Ação contra supostos agentes da ditadura desrespeita a Lei da Anistia e os fundamentos básicos do direito penal
Por Reinaldo Azevedo - Ai, que preguiça! O Ministério Público Federal continua a torrar inutilmente o dinheiro dos brasileiros. A ação da hora, a cargo do procurador Andrey Borges de Mendonça, é tentar punir o médico aposentado João Henrique Ferreira de Carvalho, conhecido com o “Jota”, que teria atuado como um infiltrado no grupo terrorista ALN (Ação Libertadora Nacional), que era comandada pelo terrorista Carlos Marighella, o preferido de três entre três ignorantes de esquerda. Para lembrar rapidamente: esse grande herói é o autor do Minimanual do Guerrilheiro Urbano, que defende, entre outras delicadezas, o assassinato de qualquer homem fardado e ações violentas até em hospitais. Wagner Moura vai dirigir um filme sobre esse moralista. Tomara que ele seja o ator. O cara é bom. Eu o quero ainda mais convincente do que no papel de Pablo Escobar.
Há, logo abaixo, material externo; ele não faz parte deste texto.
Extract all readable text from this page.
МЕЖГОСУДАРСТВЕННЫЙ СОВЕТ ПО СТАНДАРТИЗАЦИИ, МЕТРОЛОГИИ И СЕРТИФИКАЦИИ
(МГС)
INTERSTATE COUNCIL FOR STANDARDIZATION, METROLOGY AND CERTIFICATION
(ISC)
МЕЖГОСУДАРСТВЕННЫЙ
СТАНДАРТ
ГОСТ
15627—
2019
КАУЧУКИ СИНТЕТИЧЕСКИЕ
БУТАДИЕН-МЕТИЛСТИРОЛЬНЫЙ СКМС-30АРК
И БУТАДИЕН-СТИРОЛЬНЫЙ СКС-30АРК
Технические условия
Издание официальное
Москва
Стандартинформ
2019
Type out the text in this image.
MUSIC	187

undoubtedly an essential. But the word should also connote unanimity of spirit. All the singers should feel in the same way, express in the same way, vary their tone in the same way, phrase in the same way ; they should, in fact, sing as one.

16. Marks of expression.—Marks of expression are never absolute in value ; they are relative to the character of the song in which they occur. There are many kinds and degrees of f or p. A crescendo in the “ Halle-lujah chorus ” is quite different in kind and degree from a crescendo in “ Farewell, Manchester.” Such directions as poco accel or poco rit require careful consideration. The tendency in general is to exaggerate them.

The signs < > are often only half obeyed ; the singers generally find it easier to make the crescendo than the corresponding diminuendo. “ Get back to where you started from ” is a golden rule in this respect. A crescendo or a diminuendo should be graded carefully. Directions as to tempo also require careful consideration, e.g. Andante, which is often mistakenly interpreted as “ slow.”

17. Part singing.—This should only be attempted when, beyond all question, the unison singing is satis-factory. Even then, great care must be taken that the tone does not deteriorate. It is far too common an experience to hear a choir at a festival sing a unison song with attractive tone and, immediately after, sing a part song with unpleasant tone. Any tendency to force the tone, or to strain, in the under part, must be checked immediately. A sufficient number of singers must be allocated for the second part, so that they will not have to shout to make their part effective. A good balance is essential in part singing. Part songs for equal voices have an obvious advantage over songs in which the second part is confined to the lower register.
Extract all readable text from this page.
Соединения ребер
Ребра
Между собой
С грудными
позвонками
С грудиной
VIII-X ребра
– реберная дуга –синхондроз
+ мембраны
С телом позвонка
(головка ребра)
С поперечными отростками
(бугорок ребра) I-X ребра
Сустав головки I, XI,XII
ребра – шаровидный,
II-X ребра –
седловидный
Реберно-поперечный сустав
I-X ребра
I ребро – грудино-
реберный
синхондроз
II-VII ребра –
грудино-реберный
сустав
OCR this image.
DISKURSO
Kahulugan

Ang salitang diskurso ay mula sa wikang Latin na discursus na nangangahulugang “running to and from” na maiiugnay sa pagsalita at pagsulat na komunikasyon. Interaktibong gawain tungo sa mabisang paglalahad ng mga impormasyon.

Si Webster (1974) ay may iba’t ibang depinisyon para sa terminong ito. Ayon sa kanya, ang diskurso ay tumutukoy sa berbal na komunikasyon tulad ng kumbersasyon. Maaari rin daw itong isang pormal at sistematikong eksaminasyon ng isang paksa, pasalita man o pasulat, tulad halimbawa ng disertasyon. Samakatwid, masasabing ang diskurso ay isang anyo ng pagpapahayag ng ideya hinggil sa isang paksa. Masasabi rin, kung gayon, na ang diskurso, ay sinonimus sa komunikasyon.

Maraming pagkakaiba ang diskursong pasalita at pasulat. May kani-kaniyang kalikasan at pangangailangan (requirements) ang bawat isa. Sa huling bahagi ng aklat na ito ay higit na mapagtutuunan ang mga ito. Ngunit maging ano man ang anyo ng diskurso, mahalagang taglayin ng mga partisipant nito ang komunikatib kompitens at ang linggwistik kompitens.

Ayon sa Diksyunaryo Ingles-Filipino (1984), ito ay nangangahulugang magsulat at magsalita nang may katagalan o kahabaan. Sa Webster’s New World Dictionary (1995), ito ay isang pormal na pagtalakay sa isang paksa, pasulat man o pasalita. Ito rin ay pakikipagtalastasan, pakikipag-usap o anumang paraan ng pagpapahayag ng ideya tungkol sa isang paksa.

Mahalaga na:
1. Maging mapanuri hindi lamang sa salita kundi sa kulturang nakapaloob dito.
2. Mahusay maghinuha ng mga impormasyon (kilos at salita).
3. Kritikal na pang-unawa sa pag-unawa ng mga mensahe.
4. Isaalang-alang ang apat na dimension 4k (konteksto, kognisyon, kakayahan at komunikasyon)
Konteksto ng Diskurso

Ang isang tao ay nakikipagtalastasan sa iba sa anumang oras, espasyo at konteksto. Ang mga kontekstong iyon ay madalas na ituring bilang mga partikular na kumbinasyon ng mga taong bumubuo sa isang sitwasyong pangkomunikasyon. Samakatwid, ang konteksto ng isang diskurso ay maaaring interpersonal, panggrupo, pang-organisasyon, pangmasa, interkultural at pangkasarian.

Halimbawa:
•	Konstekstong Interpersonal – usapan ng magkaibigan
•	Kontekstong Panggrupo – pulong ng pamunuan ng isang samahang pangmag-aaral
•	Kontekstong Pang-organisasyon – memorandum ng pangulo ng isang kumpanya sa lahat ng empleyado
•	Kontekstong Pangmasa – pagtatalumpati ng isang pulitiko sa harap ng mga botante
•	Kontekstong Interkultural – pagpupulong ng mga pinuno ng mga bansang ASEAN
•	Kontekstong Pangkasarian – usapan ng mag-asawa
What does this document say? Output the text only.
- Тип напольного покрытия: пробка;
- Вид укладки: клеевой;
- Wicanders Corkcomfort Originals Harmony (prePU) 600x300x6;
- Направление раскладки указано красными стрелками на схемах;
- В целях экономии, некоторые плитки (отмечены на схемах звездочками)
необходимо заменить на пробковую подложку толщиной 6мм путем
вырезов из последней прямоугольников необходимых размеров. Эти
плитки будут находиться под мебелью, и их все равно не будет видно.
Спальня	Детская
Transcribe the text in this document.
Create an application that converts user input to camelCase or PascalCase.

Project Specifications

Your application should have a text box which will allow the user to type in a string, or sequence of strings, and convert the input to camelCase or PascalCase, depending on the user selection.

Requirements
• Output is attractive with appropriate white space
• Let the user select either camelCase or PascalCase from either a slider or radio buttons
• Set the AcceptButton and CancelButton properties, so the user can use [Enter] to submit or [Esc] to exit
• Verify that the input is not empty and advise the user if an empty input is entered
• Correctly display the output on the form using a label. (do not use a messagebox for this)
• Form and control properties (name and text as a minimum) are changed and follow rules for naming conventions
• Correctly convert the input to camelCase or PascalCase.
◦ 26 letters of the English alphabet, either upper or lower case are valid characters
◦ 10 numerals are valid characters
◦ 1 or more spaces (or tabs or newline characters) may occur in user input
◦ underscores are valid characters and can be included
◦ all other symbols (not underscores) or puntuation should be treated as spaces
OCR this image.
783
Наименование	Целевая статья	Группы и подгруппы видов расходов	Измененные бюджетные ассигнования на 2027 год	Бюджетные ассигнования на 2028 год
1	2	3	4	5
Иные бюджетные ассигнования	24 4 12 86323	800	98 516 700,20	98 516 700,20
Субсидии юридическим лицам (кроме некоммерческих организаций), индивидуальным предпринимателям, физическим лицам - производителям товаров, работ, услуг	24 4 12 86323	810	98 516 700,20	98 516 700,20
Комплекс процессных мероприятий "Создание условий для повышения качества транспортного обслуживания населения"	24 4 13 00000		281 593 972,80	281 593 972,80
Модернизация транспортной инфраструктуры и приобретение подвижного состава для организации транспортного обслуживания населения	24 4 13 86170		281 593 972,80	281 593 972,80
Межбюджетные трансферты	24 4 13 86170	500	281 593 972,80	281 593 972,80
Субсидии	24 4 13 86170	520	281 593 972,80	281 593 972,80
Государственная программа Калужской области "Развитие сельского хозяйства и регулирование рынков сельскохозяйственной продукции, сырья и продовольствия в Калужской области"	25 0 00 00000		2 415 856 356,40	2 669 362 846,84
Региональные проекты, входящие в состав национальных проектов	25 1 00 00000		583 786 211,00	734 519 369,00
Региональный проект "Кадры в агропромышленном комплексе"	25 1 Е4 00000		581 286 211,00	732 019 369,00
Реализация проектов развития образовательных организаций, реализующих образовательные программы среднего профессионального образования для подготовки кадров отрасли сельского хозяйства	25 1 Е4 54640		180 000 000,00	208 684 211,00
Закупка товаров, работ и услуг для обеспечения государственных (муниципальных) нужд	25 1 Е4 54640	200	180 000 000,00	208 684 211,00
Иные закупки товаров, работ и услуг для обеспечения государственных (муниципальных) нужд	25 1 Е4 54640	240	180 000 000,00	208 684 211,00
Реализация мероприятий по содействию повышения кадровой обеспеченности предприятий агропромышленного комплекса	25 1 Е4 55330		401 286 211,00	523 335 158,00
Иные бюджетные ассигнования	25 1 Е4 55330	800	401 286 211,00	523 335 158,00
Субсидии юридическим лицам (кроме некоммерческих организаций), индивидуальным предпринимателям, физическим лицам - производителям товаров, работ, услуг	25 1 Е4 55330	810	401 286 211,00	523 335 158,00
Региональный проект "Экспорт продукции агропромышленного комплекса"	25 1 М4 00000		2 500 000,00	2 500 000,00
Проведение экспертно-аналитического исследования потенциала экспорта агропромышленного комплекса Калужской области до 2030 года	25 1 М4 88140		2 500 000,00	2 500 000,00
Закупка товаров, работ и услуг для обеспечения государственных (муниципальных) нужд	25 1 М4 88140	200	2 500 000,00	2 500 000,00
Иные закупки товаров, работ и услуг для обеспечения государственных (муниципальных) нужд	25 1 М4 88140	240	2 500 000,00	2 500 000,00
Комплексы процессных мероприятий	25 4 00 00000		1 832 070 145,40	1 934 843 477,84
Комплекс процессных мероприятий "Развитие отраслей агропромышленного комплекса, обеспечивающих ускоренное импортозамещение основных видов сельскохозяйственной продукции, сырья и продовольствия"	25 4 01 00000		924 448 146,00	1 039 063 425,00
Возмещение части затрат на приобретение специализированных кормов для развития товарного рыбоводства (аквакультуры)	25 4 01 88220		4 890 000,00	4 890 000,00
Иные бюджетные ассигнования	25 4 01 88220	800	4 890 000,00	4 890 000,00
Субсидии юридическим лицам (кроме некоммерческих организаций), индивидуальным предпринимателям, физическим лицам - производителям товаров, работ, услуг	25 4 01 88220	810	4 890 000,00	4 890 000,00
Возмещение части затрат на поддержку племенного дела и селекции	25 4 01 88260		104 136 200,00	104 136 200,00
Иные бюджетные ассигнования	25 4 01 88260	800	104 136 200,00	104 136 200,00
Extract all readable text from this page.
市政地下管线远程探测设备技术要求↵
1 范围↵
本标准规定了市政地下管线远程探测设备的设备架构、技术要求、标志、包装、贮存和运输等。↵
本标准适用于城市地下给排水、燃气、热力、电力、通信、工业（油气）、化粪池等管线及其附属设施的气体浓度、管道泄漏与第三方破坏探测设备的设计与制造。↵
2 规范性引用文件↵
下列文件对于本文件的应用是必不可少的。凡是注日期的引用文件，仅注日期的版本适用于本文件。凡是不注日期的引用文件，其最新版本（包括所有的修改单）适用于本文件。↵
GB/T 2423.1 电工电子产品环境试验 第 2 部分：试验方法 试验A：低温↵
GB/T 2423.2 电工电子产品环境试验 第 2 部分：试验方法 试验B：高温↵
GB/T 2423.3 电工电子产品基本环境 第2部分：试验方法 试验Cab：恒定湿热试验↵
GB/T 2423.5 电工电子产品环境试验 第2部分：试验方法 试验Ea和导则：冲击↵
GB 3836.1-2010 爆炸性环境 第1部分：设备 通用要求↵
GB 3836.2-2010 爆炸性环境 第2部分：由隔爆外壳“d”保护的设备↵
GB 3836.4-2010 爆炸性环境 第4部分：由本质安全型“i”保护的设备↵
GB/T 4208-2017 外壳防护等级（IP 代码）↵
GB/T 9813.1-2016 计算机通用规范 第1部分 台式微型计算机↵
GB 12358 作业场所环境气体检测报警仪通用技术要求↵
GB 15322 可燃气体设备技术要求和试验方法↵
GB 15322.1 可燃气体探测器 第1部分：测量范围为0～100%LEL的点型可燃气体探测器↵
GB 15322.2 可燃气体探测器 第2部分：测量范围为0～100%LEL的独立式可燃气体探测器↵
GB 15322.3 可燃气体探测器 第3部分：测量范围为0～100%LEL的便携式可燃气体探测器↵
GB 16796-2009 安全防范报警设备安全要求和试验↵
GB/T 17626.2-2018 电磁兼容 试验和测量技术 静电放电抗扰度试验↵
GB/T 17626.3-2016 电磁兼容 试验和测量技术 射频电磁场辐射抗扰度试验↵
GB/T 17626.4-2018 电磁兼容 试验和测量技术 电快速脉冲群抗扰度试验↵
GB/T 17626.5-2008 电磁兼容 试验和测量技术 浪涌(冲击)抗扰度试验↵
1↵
Bandido herói por bandido herói, o nosso é mais complexo. Afinal, Escobar não tem uma legião de intelectuais vigaristas que o idolatram. Marighella tem. Sigamos. Jota é acusado, pelo valente Andrey, de responsável pelas mortes dos terroristas Arnaldo Cardoso Rocha, Francisco Emmanuel Penteado e Francisco Seiko Okama. Eles pertenciam à organização e teriam sido capturados e mortos em razão das informações prestadas pelo médico, que se fazia passar por um membro do grupo. Segundo o procurador, Jota sabia que as informações que ele passava levariam à morte do trio. Além do informante, o procurador denunciou pelo crime de homicídio qualificado os ex-policiais militares Beatriz Martins, a agente Neuza, e Ovídio Carneiro de Almeida, conhecido por “Everaldo”, que eram colaboradores do DOI-Codi. Calma que Andrey ainda não terminou. Ele quer que a acusação de triplo homicídio ainda seja agravada por “motivo torpe”, já que se trataria de eliminar inimigos políticos do regime para manter os militares no poder.
Então vamos pensar
Isso não é exercício de direito, cidadania ou legalidade. Comece-se pelo óbvio: ainda que tudo seja ou fosse verdade, as três pessoas, assim como os terroristas, foram beneficiados pela Lei 6.683, a Lei da Anistia, de 28 de agosto de 1979. Essa questão já chegou ao Supremo em 2010. O relator foi um ex-torturado, Eros Grau, que reiterou a sua validade. A Corte Interamericana de Direitos Humanos tentou meter o nariz na história. Não adiantou. Os acusados de crimes durante a ditadura, de um lado e de outro, foram anistiados. E ponto final. A lei que aprovou a Constituinte, diga-se, tinha como pressuposto a validade da anistia. Assim, o senhor Andrey, com a devida vênia, está apenas fazendo proselitismo e, claro!, pedindo para acender os holofotes. Os moços do MPF gostam de um estrelato, e todo mundo sabe disso. Esse não se veste de preto. Ele apenas conserva uma diligente barba de dois dias e uma mecha de cabelo caída sobre a testa. Nessa profissão, parece que é preciso ver e ser visto. Como as celebridades.
Mais absurdo ainda
A acusação é ainda mais absurda, conforme ensina a disciplina Massinha I do Direito Penal, porque está claro, pelos próprios termos da denúncia, que os três acusados não mataram ninguém, ainda que as pessoas tenham morrido na esteira de um conjunto de ações do qual eles também participaram. Se a acusação de triplo homicídio é estapafúrdia, defender a qualificação chega às raias da maluquice. Adoraria ver o doutor entrando no cérebro dos acusados, encontrar lá o impulso nervoso a provar: “Ah, eles sabiam que aqueles membros da ALN seriam mortos”. É claro que alguns imberbes — não é o caso de Andrey — se assanham. Afinal, parece que o procurador apenas está fazendo justiça. Poucos se darão conta de que ele finge que a Lei da Anistia não existe e que o STF ainda não deliberou a respeito de sua higidez. O mínimo que se espera de um membro do MPF é que argumente em favor da lei e que… siga a lei.